Keys To Ascensionis an essential modern-day Yes release, however, as it returned them to their progressive rock roots while bringing their sound into the present. The five band members quickly settled in to a groove and drew on 35 years of experience to provide some of the better live music of their careers.

The album’s seven live songs span the band’s career and include the famous and not so famous, the common and the uncommon. They returned to the long, extended, improvisational approach of their past, as five tracks lasted in excess of 10 minutes, and two were longer than 18 minutes.

The 10-minute version of “Siberian Khatru” is classic progressive rock and rivals the version found on Yessongs. Wakeman is always a treat when he keeps his extreme improvisational inclinations under control, and here he meshes well with Howe’s guitar playing. “The Revealing Science Of God” made its recorded live debut in all its 20-minute glory. Solos by all the principles combine and meander to make this a memorable performance. “Onward” was basically a throw-away track on Tormato, yet here it moves from a simple electronic song to basically an unplugged performance with Howe at the forefront. The fact that it is the album’s shortest track (at less than six minutes) enhances its appeal as its structure and control is a nice counterpoint to the rest of the music.

Two of the band’s most popular live songs make an appearance as well. I never get tired of “Roundabout” and while the version here may add nothing new, it still is a treat to hear Anderson’s vocal, which has not changed in decades, plus Squire’s famous bass lines. “Starship Trooper” always relies on the guitar/keyboard interaction, and here Howe and Wakeman modernize this eternal concert song.

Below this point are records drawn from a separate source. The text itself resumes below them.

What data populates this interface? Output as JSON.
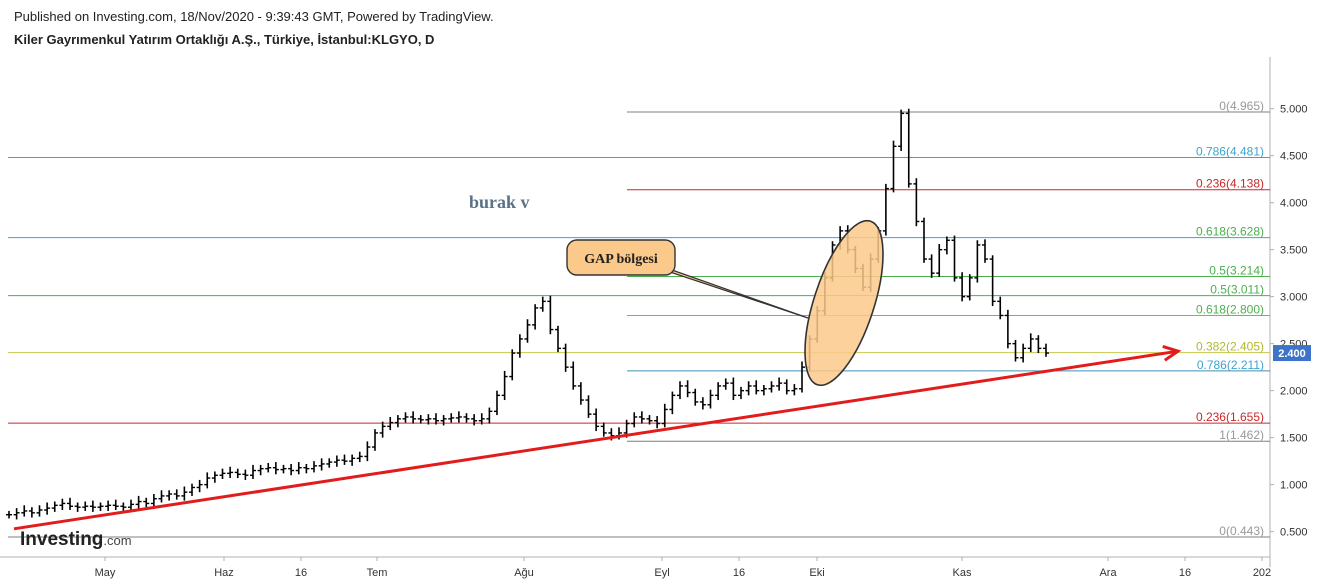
{
  "header": {
    "published": "Published on Investing.com, 18/Nov/2020 - 9:39:43 GMT, Powered by TradingView.",
    "title": "Kiler Gayrımenkul Yatırım Ortaklığı A.Ş., Türkiye, İstanbul:KLGYO, D"
  },
  "watermark": {
    "text": "burak v"
  },
  "callout": {
    "text": "GAP bölgesi"
  },
  "logo": {
    "text": "Investing",
    "suffix": ".com"
  },
  "price_badge": {
    "value": "2.400",
    "color": "#3d73c8"
  },
  "colors": {
    "trendline": "#e21b1b",
    "callout_fill": "#fbc98a",
    "candles": "#000000"
  },
  "chart_data": {
    "type": "ohlc",
    "title": "",
    "ylim": [
      0.23,
      5.55
    ],
    "y_ticks": [
      "0.500",
      "1.000",
      "1.500",
      "2.000",
      "2.500",
      "3.000",
      "3.500",
      "4.000",
      "4.500",
      "5.000"
    ],
    "x_ticks": [
      "May",
      "Haz",
      "16",
      "Tem",
      "Ağu",
      "Eyl",
      "16",
      "Eki",
      "Kas",
      "Ara",
      "16",
      "202"
    ],
    "fib_levels": [
      {
        "label": "0(4.965)",
        "value": 4.965,
        "color": "#999999",
        "line_color": "#7f7f7f",
        "scope": "right"
      },
      {
        "label": "0.786(4.481)",
        "value": 4.481,
        "color": "#3fa3cf",
        "line_color": "#3fa3cf",
        "scope": "full"
      },
      {
        "label": "0.236(4.138)",
        "value": 4.138,
        "color": "#c8282b",
        "line_color": "#c8282b",
        "scope": "right"
      },
      {
        "label": "0.618(3.628)",
        "value": 3.628,
        "color": "#4caf50",
        "line_color": "#3fa3cf",
        "scope": "full"
      },
      {
        "label": "0.5(3.214)",
        "value": 3.214,
        "color": "#4caf50",
        "line_color": "#4caf50",
        "scope": "right"
      },
      {
        "label": "0.5(3.011)",
        "value": 3.011,
        "color": "#4caf50",
        "line_color": "#4caf50",
        "scope": "full"
      },
      {
        "label": "0.618(2.800)",
        "value": 2.8,
        "color": "#4caf50",
        "line_color": "#4cbfa0",
        "scope": "right"
      },
      {
        "label": "0.382(2.405)",
        "value": 2.405,
        "color": "#b2b82d",
        "line_color": "#c6c84a",
        "scope": "full"
      },
      {
        "label": "0.786(2.211)",
        "value": 2.211,
        "color": "#3fa3cf",
        "line_color": "#3f8fb8",
        "scope": "right"
      },
      {
        "label": "0.236(1.655)",
        "value": 1.655,
        "color": "#c8282b",
        "line_color": "#c8282b",
        "scope": "full"
      },
      {
        "label": "1(1.462)",
        "value": 1.462,
        "color": "#999999",
        "line_color": "#7f7f7f",
        "scope": "right"
      },
      {
        "label": "0(0.443)",
        "value": 0.443,
        "color": "#999999",
        "line_color": "#7f7f7f",
        "scope": "full"
      }
    ],
    "trendline": {
      "from": {
        "month": "Nis",
        "price": 0.53
      },
      "to": {
        "month": "Ara",
        "price": 2.42
      }
    },
    "series": [
      {
        "trend": [
          0.68,
          0.7,
          0.72,
          0.7,
          0.73,
          0.75,
          0.78,
          0.8,
          0.77,
          0.76,
          0.77,
          0.76,
          0.77,
          0.78,
          0.77,
          0.76,
          0.79,
          0.82,
          0.8,
          0.85,
          0.88,
          0.9,
          0.88,
          0.92,
          0.97,
          1.0,
          1.07,
          1.1,
          1.12,
          1.13,
          1.11,
          1.1,
          1.15,
          1.17,
          1.18,
          1.16,
          1.17,
          1.15,
          1.18,
          1.17,
          1.2,
          1.22,
          1.24,
          1.26,
          1.25,
          1.28,
          1.3,
          1.4,
          1.55,
          1.62,
          1.66,
          1.7,
          1.72,
          1.7,
          1.69,
          1.7,
          1.68,
          1.7,
          1.71,
          1.72,
          1.7,
          1.68,
          1.7,
          1.78,
          1.95,
          2.15,
          2.4,
          2.55,
          2.7,
          2.88,
          2.95,
          2.65,
          2.45,
          2.25,
          2.05,
          1.9,
          1.75,
          1.62,
          1.55,
          1.52,
          1.55,
          1.65,
          1.72,
          1.7,
          1.68,
          1.65,
          1.8,
          1.95,
          2.05,
          1.98,
          1.88,
          1.85,
          1.95,
          2.05,
          2.08,
          1.95,
          2.0,
          2.05,
          2.0,
          2.02,
          2.05,
          2.08,
          2.0,
          2.02,
          2.25,
          2.55,
          2.85,
          3.2,
          3.55,
          3.7,
          3.5,
          3.3,
          3.1,
          3.4,
          3.7,
          4.15,
          4.6,
          4.95,
          4.2,
          3.8,
          3.4,
          3.25,
          3.5,
          3.6,
          3.2,
          3.0,
          3.2,
          3.55,
          3.4,
          2.95,
          2.8,
          2.5,
          2.35,
          2.45,
          2.55,
          2.45,
          2.4
        ]
      }
    ]
  }
}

The album ends with two new studio tracks, which added up to 30 minutes of music. “Be The One” is the shorter piece at less than 10 minutes and has a memorable melody and chorus. The 20 minute “That, That Is” has some nice acoustic work by Steve Howe but it tends to drag a little in parts.

Keys To Ascension is a sometimes forgotten Yes album. It remains an excellent look at five friends who proved that you can teach an old dog new tricks.